General information
- Type: Electric aircraft
- National origin: Germany
- Manufacturer: Scylax Aircraft
- Status: Under development

History
- Introduction date: expected 2027
- First flight: expected 2022

= Scylax E10 =

German electric aircraft

The Scylax E10 is a 10-seat all-electric aircraft project by German start-up Scylax Aircraft.

== Design ==

The €2 million all-composite, short take-off and landing design is powered by two electric motors and four 60 kWh battery packs, it should cover a 160 nmi (300 km) range initially.
It aims to replace utility aircraft like the Cessna 402, Cessna 208 Caravan, Beechcraft King Air or Britten-Norman BN-2 Islander for air taxi, air ambulance, cargo, corporate, scheduled passenger and private owners.
The 260 kW motors allow a 300 km/h cruise, and it should operate from 300 m runways.

== Development ==

Based in Munich, Scylax was formed by solar-powered light aircraft developer Elektra Solar and aerospace engineering services provider EADCO.
Formerly PC-Aero and Elektra-UAS and a spinoff from the DLR German Aerospace Center, Elektra Solar manufactures solar-powered high-altitude aircraft: the single-seat, unmanned or optionally piloted Elektra One and the two-seat Elektra Two.
EADCO is an engineering consultancy providing research and development support, from the conceptual and feasibility phases to development and certification to customers like Airbus, ArianeGroup, Grob Aerospace, Premium Aerotec, RUAG and SABCA.

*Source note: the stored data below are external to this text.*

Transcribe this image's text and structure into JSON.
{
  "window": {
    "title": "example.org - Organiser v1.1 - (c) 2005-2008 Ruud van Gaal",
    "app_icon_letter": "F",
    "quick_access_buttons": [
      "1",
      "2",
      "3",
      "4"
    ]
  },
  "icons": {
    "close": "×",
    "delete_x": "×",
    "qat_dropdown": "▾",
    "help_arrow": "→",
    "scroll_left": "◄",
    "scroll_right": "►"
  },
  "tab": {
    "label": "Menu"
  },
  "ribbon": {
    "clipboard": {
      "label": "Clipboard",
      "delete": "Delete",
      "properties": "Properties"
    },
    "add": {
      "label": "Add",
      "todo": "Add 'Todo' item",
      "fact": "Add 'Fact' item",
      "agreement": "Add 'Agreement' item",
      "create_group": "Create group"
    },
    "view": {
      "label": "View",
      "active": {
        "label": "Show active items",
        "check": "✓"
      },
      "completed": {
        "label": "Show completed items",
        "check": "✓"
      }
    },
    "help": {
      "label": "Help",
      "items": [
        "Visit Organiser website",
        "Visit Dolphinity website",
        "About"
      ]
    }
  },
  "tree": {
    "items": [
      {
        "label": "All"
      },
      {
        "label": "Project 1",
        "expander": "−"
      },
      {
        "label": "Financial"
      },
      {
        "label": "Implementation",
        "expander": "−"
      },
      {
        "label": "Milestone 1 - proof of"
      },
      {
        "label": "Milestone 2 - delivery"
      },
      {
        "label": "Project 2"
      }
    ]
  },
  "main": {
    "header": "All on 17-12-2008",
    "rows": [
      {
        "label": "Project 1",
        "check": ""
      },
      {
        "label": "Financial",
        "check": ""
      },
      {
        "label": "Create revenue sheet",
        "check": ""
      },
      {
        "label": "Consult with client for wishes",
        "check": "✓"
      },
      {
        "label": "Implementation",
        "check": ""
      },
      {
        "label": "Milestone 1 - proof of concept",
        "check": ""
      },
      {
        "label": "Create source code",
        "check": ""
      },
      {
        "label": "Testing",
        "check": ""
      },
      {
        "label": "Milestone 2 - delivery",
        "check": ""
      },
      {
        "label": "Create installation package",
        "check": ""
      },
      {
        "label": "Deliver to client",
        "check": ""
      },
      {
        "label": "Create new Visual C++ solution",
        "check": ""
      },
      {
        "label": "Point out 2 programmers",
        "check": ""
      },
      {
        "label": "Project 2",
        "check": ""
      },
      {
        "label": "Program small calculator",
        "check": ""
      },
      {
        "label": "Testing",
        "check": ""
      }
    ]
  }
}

Regional operator FLN Frisia Luftverkehr is a shareholder, aiming to replace its nine-strong Islander fleet.
By October 2019, the project was privately funded until the design freeze expected in the near future.
Other investors are being sought to build and fly the first prototype in 2022 for €7 million: half from private investors and half through the German government’s "green funding initiatives".
Another €70 million will be needed for CS-23 certification in 2027, when battery technology should be more advanced to reach a 600 km range.